Catalytic hydrogenation of methyl isobutyrylacetate (I) in the presence of chiral ruthenium catalyst afforded the (S)-hydroxy ester (II). Subsequent alkylation of the lithium enolate of (II) with 3-bromo-2-methyl-1-propene (III) proceeded with diastereoselectivity, yielding (IV). The olefin double bond of (IV) was then hydrogenated over Pd/C to provide the saturated compound (V). After basic hydrolysis of the methyl ester group of (V), the resultant carboxylic acid (VI) was coupled to O-tetrahydropyranylhydroxylamine (VII) to furnish the tetrahydropyranyl-protected hydroxamate (VIII). Conversion of (VIII) into the corresponding mesylate, followed by cyclization under basic conditions, gave rise to the azetidinone (IX). Further azetidinone ring opening under conditions of basic hydrolysis generated the N-hydroxyaminoacid derivative (X). This was converted to the formamide (XI) upon treatment with formic acetic anhydride in pyridine.
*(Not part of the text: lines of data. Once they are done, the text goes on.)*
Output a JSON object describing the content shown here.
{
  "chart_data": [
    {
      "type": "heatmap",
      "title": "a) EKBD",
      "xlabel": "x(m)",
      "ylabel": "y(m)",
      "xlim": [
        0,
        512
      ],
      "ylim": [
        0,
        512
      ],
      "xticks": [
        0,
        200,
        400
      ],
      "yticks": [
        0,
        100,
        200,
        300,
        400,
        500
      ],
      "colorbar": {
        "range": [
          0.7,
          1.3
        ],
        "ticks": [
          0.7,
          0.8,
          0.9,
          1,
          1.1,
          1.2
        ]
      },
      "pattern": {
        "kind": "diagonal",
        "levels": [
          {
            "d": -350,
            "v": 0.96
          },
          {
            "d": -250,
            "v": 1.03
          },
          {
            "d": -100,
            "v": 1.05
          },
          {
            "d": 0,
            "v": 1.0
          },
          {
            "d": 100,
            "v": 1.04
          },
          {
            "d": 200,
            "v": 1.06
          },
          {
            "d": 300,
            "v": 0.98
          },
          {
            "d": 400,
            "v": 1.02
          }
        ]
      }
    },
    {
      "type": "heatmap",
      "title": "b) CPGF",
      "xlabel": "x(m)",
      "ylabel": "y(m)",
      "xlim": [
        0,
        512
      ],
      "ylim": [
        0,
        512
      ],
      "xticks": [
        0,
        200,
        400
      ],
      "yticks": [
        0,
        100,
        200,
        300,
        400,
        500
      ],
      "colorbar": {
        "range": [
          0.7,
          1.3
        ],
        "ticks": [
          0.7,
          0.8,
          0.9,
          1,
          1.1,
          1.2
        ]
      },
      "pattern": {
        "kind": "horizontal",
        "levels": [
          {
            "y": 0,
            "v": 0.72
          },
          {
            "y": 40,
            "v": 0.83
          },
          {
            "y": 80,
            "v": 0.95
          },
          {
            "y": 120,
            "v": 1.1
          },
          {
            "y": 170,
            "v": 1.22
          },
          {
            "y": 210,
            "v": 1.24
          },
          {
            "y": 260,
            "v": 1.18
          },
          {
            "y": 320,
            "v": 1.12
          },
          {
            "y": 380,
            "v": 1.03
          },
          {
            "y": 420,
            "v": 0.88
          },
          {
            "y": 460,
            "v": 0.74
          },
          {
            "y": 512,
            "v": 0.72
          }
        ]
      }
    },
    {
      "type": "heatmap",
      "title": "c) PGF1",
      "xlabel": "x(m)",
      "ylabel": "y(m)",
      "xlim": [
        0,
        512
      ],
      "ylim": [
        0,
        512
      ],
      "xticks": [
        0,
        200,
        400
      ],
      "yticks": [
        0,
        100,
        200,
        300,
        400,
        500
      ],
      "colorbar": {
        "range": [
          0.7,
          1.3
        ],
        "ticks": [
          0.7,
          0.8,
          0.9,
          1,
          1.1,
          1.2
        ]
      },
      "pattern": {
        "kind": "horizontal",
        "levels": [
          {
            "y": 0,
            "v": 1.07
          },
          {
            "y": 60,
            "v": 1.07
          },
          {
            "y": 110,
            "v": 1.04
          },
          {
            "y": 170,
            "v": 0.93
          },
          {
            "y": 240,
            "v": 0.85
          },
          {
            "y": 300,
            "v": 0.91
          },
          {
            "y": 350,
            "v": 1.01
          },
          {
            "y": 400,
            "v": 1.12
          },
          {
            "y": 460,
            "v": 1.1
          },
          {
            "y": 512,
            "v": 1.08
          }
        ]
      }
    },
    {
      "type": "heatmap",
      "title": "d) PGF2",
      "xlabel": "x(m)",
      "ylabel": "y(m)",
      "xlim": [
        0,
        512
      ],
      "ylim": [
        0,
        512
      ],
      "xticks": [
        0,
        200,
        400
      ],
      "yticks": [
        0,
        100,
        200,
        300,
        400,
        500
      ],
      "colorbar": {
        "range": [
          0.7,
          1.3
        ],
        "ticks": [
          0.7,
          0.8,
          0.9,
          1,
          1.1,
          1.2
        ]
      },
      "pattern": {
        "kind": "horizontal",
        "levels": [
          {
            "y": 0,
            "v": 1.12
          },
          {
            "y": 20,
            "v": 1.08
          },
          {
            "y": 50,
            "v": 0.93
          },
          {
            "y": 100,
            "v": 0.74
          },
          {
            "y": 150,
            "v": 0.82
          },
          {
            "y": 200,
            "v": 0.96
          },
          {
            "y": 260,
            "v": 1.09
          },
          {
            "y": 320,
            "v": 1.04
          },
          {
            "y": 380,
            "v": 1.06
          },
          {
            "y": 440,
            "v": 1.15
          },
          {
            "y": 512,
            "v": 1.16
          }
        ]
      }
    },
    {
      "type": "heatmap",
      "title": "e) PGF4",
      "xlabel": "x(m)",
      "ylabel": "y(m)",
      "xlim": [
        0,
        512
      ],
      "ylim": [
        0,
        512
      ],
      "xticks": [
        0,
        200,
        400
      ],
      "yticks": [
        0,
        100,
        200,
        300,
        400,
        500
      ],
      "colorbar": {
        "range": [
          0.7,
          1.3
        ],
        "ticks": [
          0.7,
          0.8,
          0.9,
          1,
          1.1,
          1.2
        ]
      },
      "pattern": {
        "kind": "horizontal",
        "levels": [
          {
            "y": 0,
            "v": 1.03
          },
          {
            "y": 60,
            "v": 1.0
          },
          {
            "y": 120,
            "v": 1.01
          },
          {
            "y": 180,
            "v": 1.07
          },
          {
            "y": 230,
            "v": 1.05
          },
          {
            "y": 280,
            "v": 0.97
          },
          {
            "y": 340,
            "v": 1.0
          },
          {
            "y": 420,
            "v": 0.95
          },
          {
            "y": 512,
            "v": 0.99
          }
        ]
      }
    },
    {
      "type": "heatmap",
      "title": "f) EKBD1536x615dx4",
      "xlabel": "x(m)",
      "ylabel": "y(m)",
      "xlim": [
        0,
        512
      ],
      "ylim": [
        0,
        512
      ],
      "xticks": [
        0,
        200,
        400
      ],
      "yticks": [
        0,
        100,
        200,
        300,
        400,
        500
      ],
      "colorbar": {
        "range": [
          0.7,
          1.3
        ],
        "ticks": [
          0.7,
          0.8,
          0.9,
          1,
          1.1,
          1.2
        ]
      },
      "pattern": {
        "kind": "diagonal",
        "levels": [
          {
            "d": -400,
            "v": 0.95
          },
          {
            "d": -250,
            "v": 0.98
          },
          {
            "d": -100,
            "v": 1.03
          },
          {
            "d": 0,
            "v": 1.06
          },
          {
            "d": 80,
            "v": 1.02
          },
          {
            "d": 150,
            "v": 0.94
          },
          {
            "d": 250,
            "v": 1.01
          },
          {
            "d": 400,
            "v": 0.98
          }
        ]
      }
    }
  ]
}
N-Boc-L-isoleucine (XII) was coupled to 2-aminopyridine (XIII) via activation with carbonyldiimidazole to give the corresponding amide (XIV). Subsequent acidic cleavage of the Boc protecting group of (XIV) afforded the amino amide (XV), which was further coupled with the intermediate acid (XI), yielding the dipeptide derivative (XVI). The tetrahydropyranyl group of (XVI) was finally removed by hydrolysis with 80% acetic acid.